Çay, yağ, makyaj, çikolata lekeleri… Gün içinde fark etmeden üzerinize bulaşan lekeler artık kâbus olmaktan çıkıyor. Siemens iQ500 çamaşır makinesi ile stainRemoval teknolojisi devreye giriyor. Tek bir dokunuşla çay, yağ, kozmetik veya günlük hayatta karşılaştığınız diğer zor lekeler için özel programları aktif edebilirsiniz. 

Siemens Home Connect uygulaması sayesinde daha fazla leke türünü ve bunlar için geliştirilmiş özel programları keşfetmek de mümkün. Yani sadece “lekeyi çıkar” demekle kalmıyor, sizin için en doğru yıkama programını da otomatik olarak öneriyor. Böylece hem lekelerle uğraşmak zorunda kalmıyor hem de giysilerinizin ömrünü koruyorsunuz. 

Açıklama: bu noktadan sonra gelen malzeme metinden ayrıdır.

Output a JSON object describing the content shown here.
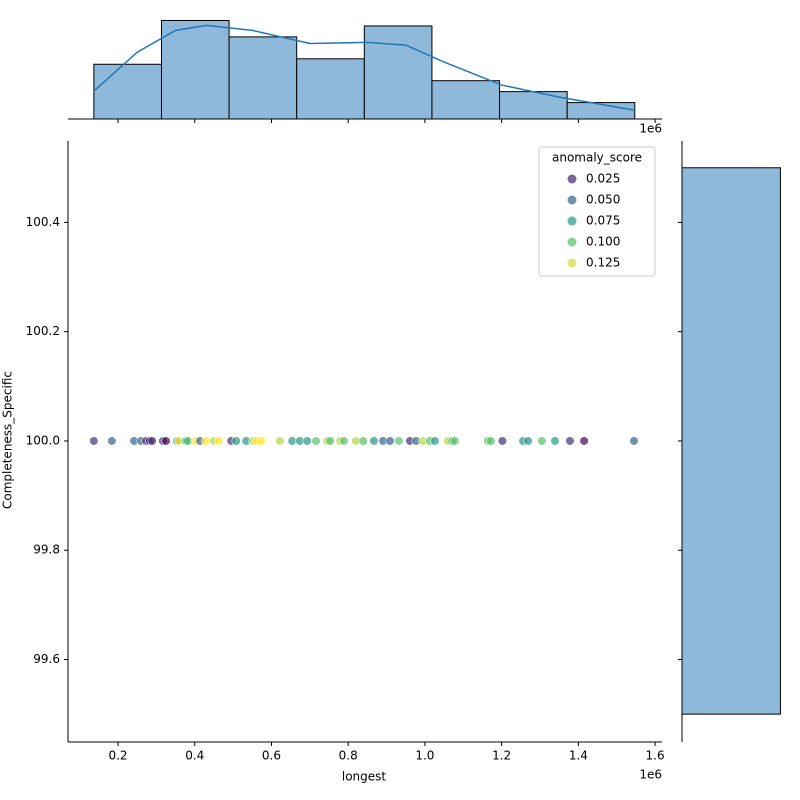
{
  "chart_data": {
    "type": "jointplot",
    "x_label": "longest",
    "y_label": "Completeness_Specific",
    "x_offset_label": "1e6",
    "xlim": [
      0.0696,
      1.618
    ],
    "ylim": [
      99.449,
      100.549
    ],
    "xticks": [
      0.2,
      0.4,
      0.6,
      0.8,
      {
        "value": 1,
        "label": "1.0"
      },
      1.2,
      1.4,
      1.6
    ],
    "yticks": [
      99.6,
      99.8,
      {
        "value": 100,
        "label": "100.0"
      },
      100.2,
      100.4
    ],
    "legend": {
      "title": "anomaly_score",
      "position": "upper right",
      "entries": [
        0.025,
        {
          "value": 0.05,
          "label": "0.050"
        },
        0.075,
        {
          "value": 0.1,
          "label": "0.100"
        },
        0.125
      ]
    },
    "scatter": {
      "x": [
        0.137,
        0.184,
        0.242,
        0.26,
        0.273,
        0.283,
        0.289,
        0.317,
        0.325,
        0.354,
        0.359,
        0.377,
        0.382,
        0.403,
        0.414,
        0.429,
        0.45,
        0.463,
        0.495,
        0.508,
        0.534,
        0.552,
        0.562,
        0.573,
        0.622,
        0.654,
        0.674,
        0.693,
        0.716,
        0.745,
        0.753,
        0.779,
        0.789,
        0.82,
        0.839,
        0.867,
        0.891,
        0.909,
        0.932,
        0.961,
        0.977,
        0.995,
        1.013,
        1.026,
        1.06,
        1.071,
        1.078,
        1.164,
        1.172,
        1.202,
        1.256,
        1.269,
        1.305,
        1.339,
        1.378,
        1.415,
        1.545
      ],
      "y": [
        100,
        100,
        100,
        100,
        100,
        100,
        100,
        100,
        100,
        100,
        100,
        100,
        100,
        100,
        100,
        100,
        100,
        100,
        100,
        100,
        100,
        100,
        100,
        100,
        100,
        100,
        100,
        100,
        100,
        100,
        100,
        100,
        100,
        100,
        100,
        100,
        100,
        100,
        100,
        100,
        100,
        100,
        100,
        100,
        100,
        100,
        100,
        100,
        100,
        100,
        100,
        100,
        100,
        100,
        100,
        100,
        100
      ],
      "hue": [
        0.03,
        0.05,
        0.05,
        0.05,
        0.03,
        0.01,
        0.03,
        0.03,
        0.01,
        0.075,
        0.135,
        0.075,
        0.1,
        0.135,
        0.05,
        0.135,
        0.12,
        0.135,
        0.03,
        0.075,
        0.075,
        0.12,
        0.135,
        0.135,
        0.12,
        0.075,
        0.075,
        0.075,
        0.1,
        0.12,
        0.1,
        0.12,
        0.1,
        0.12,
        0.1,
        0.075,
        0.05,
        0.05,
        0.1,
        0.03,
        0.05,
        0.12,
        0.1,
        0.075,
        0.12,
        0.1,
        0.1,
        0.1,
        0.1,
        0.03,
        0.075,
        0.075,
        0.1,
        0.075,
        0.03,
        0.01,
        0.05
      ]
    },
    "x_hist": {
      "color": "#8fb9db",
      "line_color": "#1f77b4",
      "ylim": [
        0,
        19
      ],
      "bins": [
        0.137,
        0.3133,
        0.4895,
        0.6658,
        0.842,
        1.0183,
        1.1945,
        1.3708,
        1.547
      ],
      "counts": [
        10,
        18,
        15,
        11,
        17,
        7,
        5,
        3
      ],
      "kde_x": [
        0.137,
        0.25,
        0.35,
        0.43,
        0.55,
        0.7,
        0.85,
        0.95,
        1.05,
        1.2,
        1.35,
        1.547
      ],
      "kde_y": [
        5.1,
        12.2,
        16.2,
        17.1,
        16.2,
        13.8,
        14,
        13.5,
        10.4,
        6.2,
        4,
        1.6
      ]
    },
    "y_hist": {
      "color": "#8fb9db",
      "xlim": [
        0,
        90
      ],
      "bins": [
        99.5,
        100.5
      ],
      "counts": [
        86
      ]
    }
  }
}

Artık çocuğunuza yemek yedirirken dökülen yemek lekeleri, kahve kazaları ya da mutfakta sıçrayan yağ lekeleri sizi endişelendirmiyor. stainRemoval, günlük hayatın getirdiği küçük sürprizlere karşı en güvenilir yardımcınız oluyor. 

Siemens iQ500 çamaşır ve kurutma makineleri, artık sadece kıyafetlerinizi temizleyen makineler değil; size zaman, konfor ve güven veren akıllı iş ortaklarınızdır. Ütüye harcadığınız vakti kendinize ayırın, lekelerle uğraşmayı unutun ve teknolojinin yaşam alanınıza uyumunun keyfini yaşayın.

*Bu yazı Siemens’in katkılarıyla hazırlanmıştır.